The greenhorns in Jones’s interconnected Vietnam stories avoid the boredom of an episodic war by reading Ring magazine and a variety of comic books. Action comics invite adolescents to identify with a masculine lore of super-heroism; but the window on adulthood they provide for the Marines does not reveal the realities of conflict. Aggressive, man-to-man combat is rare in Jones’s stories. They are concerned with strategies of guile – ‘outchucking Charles’ as a soldier operating across the supposedly neutral Cambodian border puts it. In ‘40, Still at Home’, Matthew Billis has lost his way, not in the jungles of Vietnam, but in a strangely deferred coming-of-age story. Unable to cope, he retreats to his childhood bedroom and sinks into depression: ‘a near-22-hour package of sleep from the last 24. A commendable feat!’ In a rare foray downstairs he decides to take a dozen of his mother’s carefully hidden morphine tablets: ‘the entire action was completed faster than Superman making a phone booth costume change.’ He is pitched into a torpor – ‘what a great inward laugh he laughed as he thought of it all’ – that intensifies his boyish spite.

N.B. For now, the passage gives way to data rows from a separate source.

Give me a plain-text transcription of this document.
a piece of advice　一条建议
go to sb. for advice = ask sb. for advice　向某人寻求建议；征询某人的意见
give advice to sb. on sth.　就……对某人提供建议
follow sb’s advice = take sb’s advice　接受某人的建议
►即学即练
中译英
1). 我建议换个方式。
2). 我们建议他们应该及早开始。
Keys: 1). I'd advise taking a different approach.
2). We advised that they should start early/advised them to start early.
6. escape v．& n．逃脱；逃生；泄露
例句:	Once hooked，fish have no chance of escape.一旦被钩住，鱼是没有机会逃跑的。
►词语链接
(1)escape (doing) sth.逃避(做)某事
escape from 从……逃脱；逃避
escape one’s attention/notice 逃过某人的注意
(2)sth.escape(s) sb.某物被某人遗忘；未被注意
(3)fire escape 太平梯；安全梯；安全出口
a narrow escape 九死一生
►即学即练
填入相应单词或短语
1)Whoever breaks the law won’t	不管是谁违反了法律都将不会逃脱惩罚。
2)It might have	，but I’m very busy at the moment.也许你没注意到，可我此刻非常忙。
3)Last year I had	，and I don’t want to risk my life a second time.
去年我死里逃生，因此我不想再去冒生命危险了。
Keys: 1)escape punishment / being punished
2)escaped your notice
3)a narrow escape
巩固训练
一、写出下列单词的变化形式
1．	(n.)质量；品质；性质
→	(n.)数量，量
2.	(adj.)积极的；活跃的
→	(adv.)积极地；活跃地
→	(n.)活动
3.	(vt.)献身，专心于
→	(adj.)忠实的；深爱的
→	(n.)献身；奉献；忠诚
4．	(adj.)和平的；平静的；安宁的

Jones’s prose doesn’t seem gloomy or obscure because his writing is so frequently playful, full of internal jokes and references. In ‘I Love You Sophie Western’, Frankie Dell escapes the numbing repetition of a suburban high school day that is compartmentalised like the panels of a comic-strip – ‘Ever since he got out of bed his whole life had become a ludicrous cartoon’ – by working in the evenings at the local, two-screen cinema. He sells tickets for the films on show, Alfie and Tom Jones, and

as soon as Frankie completed cleaning the bathrooms, he got lost in the upper balcony. He turned to leave and there she was, triple-life-sized and Panavisioned up on the silver screen, the beatific vision of his life, Susannah York in the role of Sophie Western ... What a great world, how unlike his own, and, oh, Jesus, God, if ever there was a more beautiful woman than Sophie Western – well, there just couldn’t be.

The film fills him with enthusiasm – ‘he went to bed with Fielding’s novel. By dawn he was pencilling out a book report’ – and he falls for a girl from his geometry class, Suzie Trowbridge (‘Her eyes were like Sophie’s, and her hair, too’). Suzie feigns interest at first, but to Frankie’s dismay soon reveals her indifference: ‘I needed help with my English.’ Maybe reciting love poetry to her, the cinema projectionist suggests by way of consolation, wasn’t the right approach. ‘Alfie had the right idea, he said. Hadn’t he seen Alfie last night?’ But Frankie hadn’t; he had thought that wide-eyed enthusiasm need not be tempered by compromise. And like so many of Jones’s characters, he must try to reconcile himself to the disappointment of having invested in the wrong fantasy.